After leading a team of inspectors to the Russian-occupied plant, the biggest nuclear power station in Europe, Rafael Grossi said that two IAEA experts would stay on permanently to provide constant monitoring and an uninterrupted flow of information to IAEA headquarters in Vienna.
Grossi hoped the agency’s presence would help “stabilise” the situation there, after recent instances of shelling of the plant. But he said he remained very concerned about safety.
“It is obvious that the plant and physical integrity of the plant has been violated several times,” Grossi told reporters.
“Irrespective of the kinetic power of whatever you are throwing at the plant, it’s unacceptable under any safety and security criteria.”
He said his other two main concerns were the external power supply which had been interrupted recently triggering the emergency diesel generators to switch on to keep cooling and other systems going, and the condition of the staff.

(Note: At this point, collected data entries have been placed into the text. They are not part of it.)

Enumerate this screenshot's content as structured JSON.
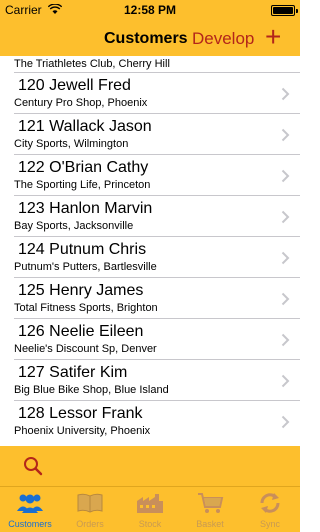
{
  "status_bar": {
    "carrier": "Carrier",
    "time": "12:58 PM"
  },
  "nav": {
    "title": "Customers",
    "develop": "Develop",
    "add_icon": "plus-icon"
  },
  "list": {
    "top_fragment": "The Triathletes Club, Cherry Hill",
    "rows": [
      {
        "name": "120 Jewell Fred",
        "sub": "Century Pro Shop, Phoenix"
      },
      {
        "name": "121 Wallack Jason",
        "sub": "City Sports, Wilmington"
      },
      {
        "name": "122 O'Brian Cathy",
        "sub": "The Sporting Life, Princeton"
      },
      {
        "name": "123 Hanlon Marvin",
        "sub": "Bay Sports, Jacksonville"
      },
      {
        "name": "124 Putnum Chris",
        "sub": "Putnum's Putters, Bartlesville"
      },
      {
        "name": "125 Henry James",
        "sub": "Total Fitness Sports, Brighton"
      },
      {
        "name": "126 Neelie Eileen",
        "sub": "Neelie's Discount Sp, Denver"
      },
      {
        "name": "127 Satifer Kim",
        "sub": "Big Blue Bike Shop, Blue Island"
      },
      {
        "name": "128 Lessor Frank",
        "sub": "Phoenix University, Phoenix"
      }
    ]
  },
  "tabs": [
    {
      "label": "Customers",
      "icon": "customers-icon",
      "active": true
    },
    {
      "label": "Orders",
      "icon": "orders-icon",
      "active": false
    },
    {
      "label": "Stock",
      "icon": "stock-icon",
      "active": false
    },
    {
      "label": "Basket",
      "icon": "basket-icon",
      "active": false
    },
    {
      "label": "Sync",
      "icon": "sync-icon",
      "active": false
    }
  ],
  "colors": {
    "accent": "#fdbf2d",
    "nav_action": "#b3261a",
    "tab_active": "#1a6fd1",
    "tab_inactive": "#c89a52"
  }
}
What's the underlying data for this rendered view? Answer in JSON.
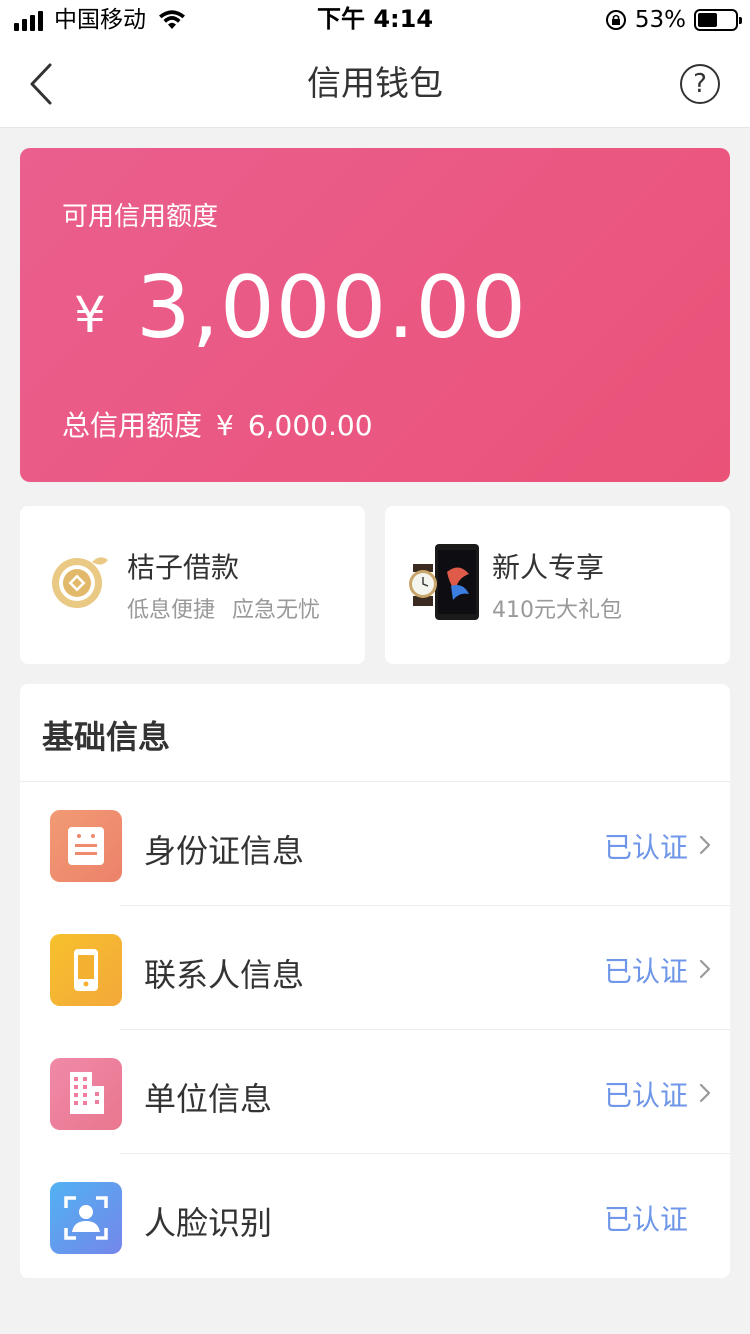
{
  "status_bar": {
    "carrier": "中国移动",
    "time": "下午 4:14",
    "battery": "53%"
  },
  "nav": {
    "title": "信用钱包",
    "help_symbol": "?"
  },
  "credit": {
    "available_label": "可用信用额度",
    "currency_symbol": "¥",
    "available_amount": "3,000.00",
    "total_label": "总信用额度",
    "total_currency": "¥",
    "total_amount": "6,000.00",
    "gradient_start": "#ea5f8e",
    "gradient_end": "#ea5278"
  },
  "promos": [
    {
      "title": "桔子借款",
      "subtitle": "低息便捷 应急无忧",
      "icon": "orange-coin-icon"
    },
    {
      "title": "新人专享",
      "subtitle": "410元大礼包",
      "icon": "phone-watch-image"
    }
  ],
  "basic_info": {
    "title": "基础信息",
    "items": [
      {
        "label": "身份证信息",
        "status": "已认证",
        "icon": "id-card-icon",
        "color": "#ef8f6e",
        "has_arrow": true
      },
      {
        "label": "联系人信息",
        "status": "已认证",
        "icon": "phone-icon",
        "color": "#f5b52e",
        "has_arrow": true
      },
      {
        "label": "单位信息",
        "status": "已认证",
        "icon": "building-icon",
        "color": "#ec7f9e",
        "has_arrow": true
      },
      {
        "label": "人脸识别",
        "status": "已认证",
        "icon": "face-scan-icon",
        "color": "#5aa6f0",
        "has_arrow": false
      }
    ]
  }
}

Once back in Vienna, Grossi said it was “admirable” that Ukrainian technical staff were continuing to work to keep the plant going (two of the six reactors are still functioning) and maintaining professional relations with their Russian counterparts, but he added: “There is a latent tension there because of the obvious reasons of the war.”
Ukraine’s state nuclear agency, Energoatom, had claimed that the IAEA was not shown certain areas of the site, and instead had witnessed a staged “show”. Ukraine’s president, Volodymyr Zelenskiy, accused Russia of intimidating residents in the nearby town of Enerhodar to lie to the IAEA representatives about events at the plant and “sign things”.

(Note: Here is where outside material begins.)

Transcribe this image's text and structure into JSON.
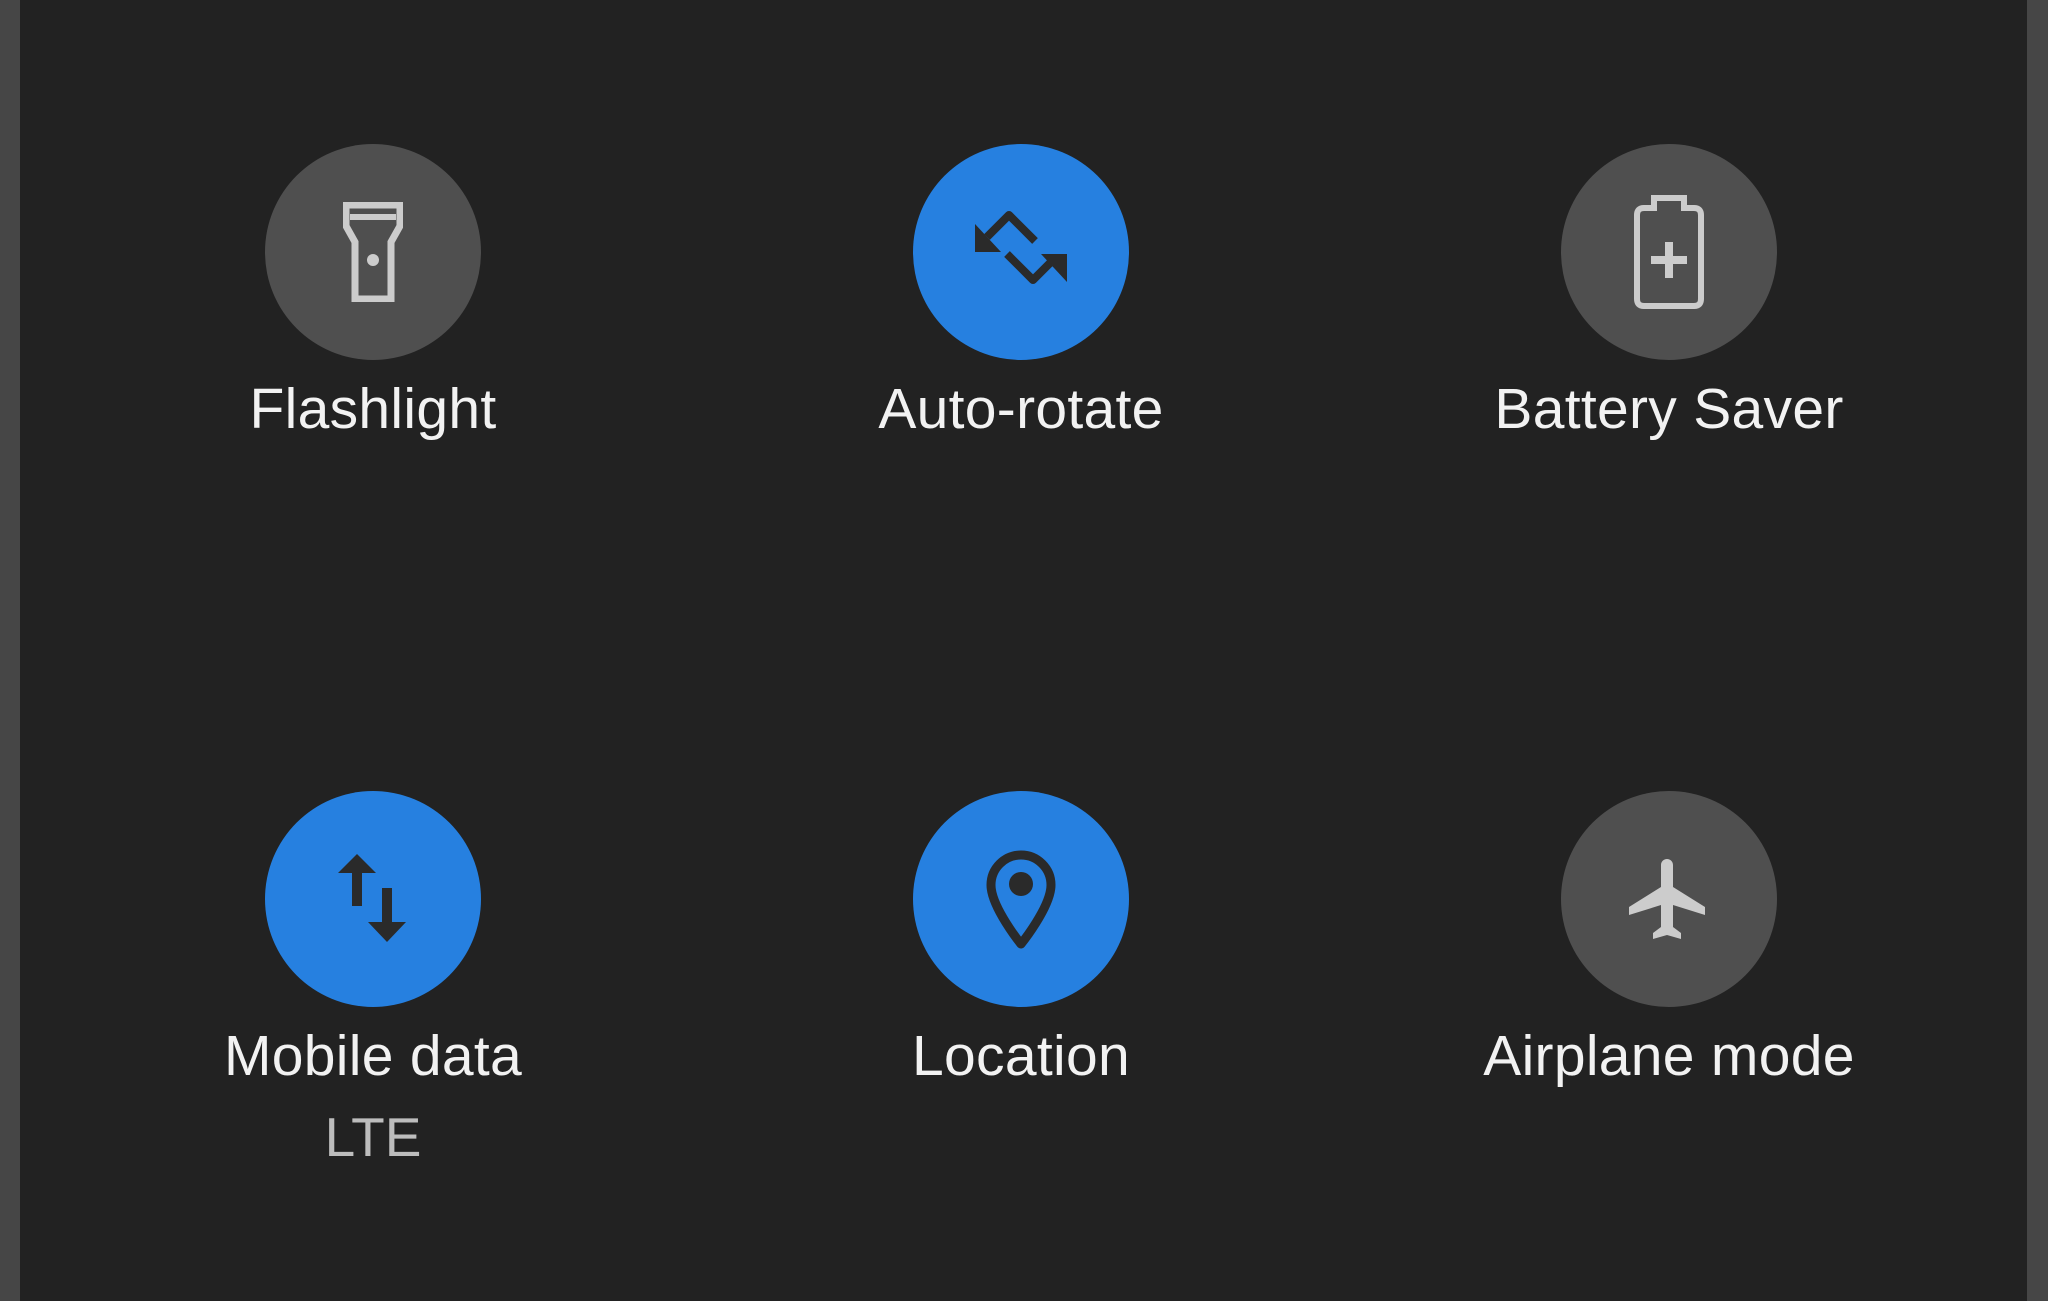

Grossi insisted he and his team had seen “everything I request to see”, but he conceded he was not able to talk to any of the Russian soldiers who have commandeered the plant’s crisis centre as their headquarters.

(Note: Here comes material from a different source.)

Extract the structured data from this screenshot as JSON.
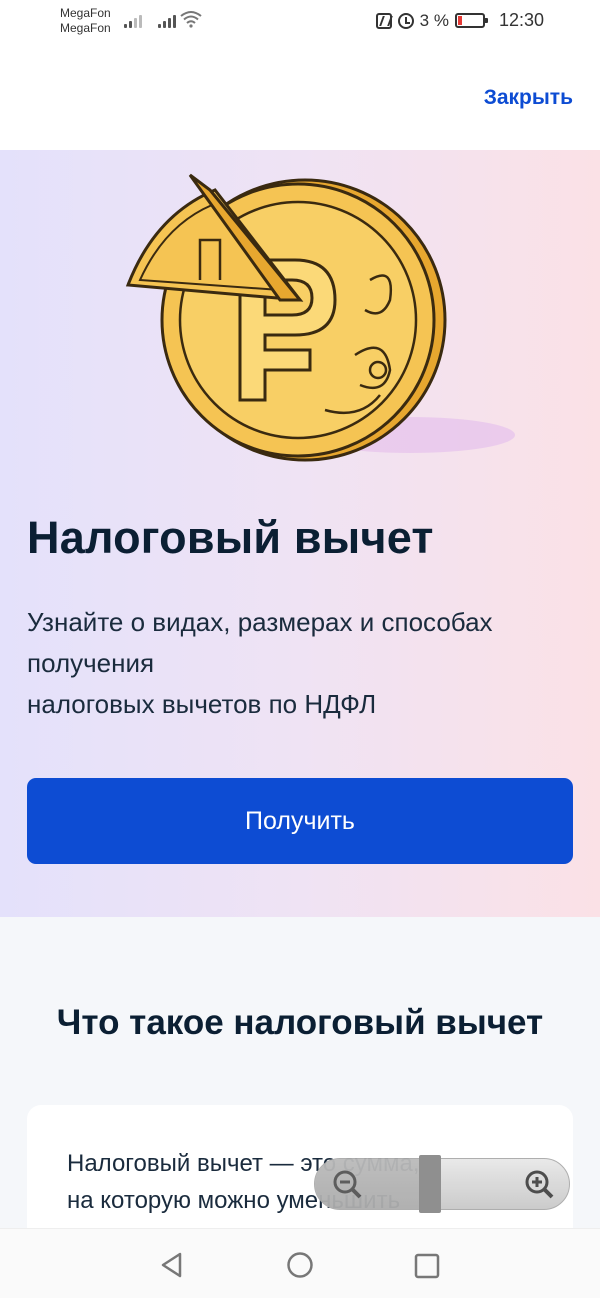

“The military presence there did not approach us in any way and were not available when I asked for a couple of occasions to talk to one of them,” he said.
The IAEA chief said an alternative crisis centre has been set up but added that he will be requesting the military to hand back the purpose built facility they are occupying.
Grossi left six of his staff behind at the site, but four of them will leave next week, leaving two IAEA experts there permanently.
The IAEA is there to stay for as long as it is needed. We are not leaving. We’re not going anywhere,” Grossi said. “For those who may have intentions on the plant, knowing that international inspectors are there, witnessing and informing immediately what is happening, has an inherently very important stabilising effect.”
Ukraine and Russia have traded blame over attacks on and near the plant, with Ukraine claiming they are false-flag operations carried out by Russia.
Zelenskiy also voiced concerns over Ukrainian and international journalists not being allowed to travel with the delegation, as previously agreed. He said the occupying forces did not allow the journalists to cross the frontlines.
“Unfortunately, IAEA representatives did not protect representatives of independent media,” said Zelenskiy, who said only Russian propagandists were present. Zelenskiy said the key thing for Ukraine and the international community was the demilitarisation of the plant. He said it was “bad that we have not yet heard the appropriate calls [for demilitarisation] from the IAEA”.
Russian state media have published videos of Russian officials from Rosatom, Russia’s state nuclear agency, giving the mission a tour of the plant.
Grossi said his agency would complete a full report on the visit by early next week and he would brief the UN security council on the visit next Tuesday.
The Ukrainian energy minister, German Galushchenko, told Ukraine’s 1+1 television channel that “it is important for us that the station must be under national control, meaning that the station must be returned to the control of Ukraine”.
Grossi said the security situation was “pretty difficult” during his visit. “There were moments where fire was obvious, heavy machine gun, artillery, mortars two or three times – we were very concerned.” But he said the mission received “splendid support from the UN security team”.
“I think we showed that the international community is there, could be there and we will be continuing this,” Grossi said.
Zaporizhzhia, has faced repeated shelling in recent weeks, with Kyiv and Moscow blaming each other for the attacks, raising concerns of a possible disaster. On Thursday, a dawn shelling attack on the area forced one of the plant’s six reactors to shut down.
On Friday afternoon the electricity supply to a reactor was reconnected after it was cut for the second time in 10 days because of shelling, according to Energoatom. The plant needs electricity for its cooling and security systems. In the event all supply lines are cut, the plant’s workers would have 90 minutes to avoid dangerous overheating.
In a video address late on Thursday, Zelenskiy reiterated his frequent calls that all troops be removed from the plant. “The main thing that must happen is the demilitarisation of the station’s territory,” he said. “Demilitarisation and full control of Ukrainian nuclear workers.”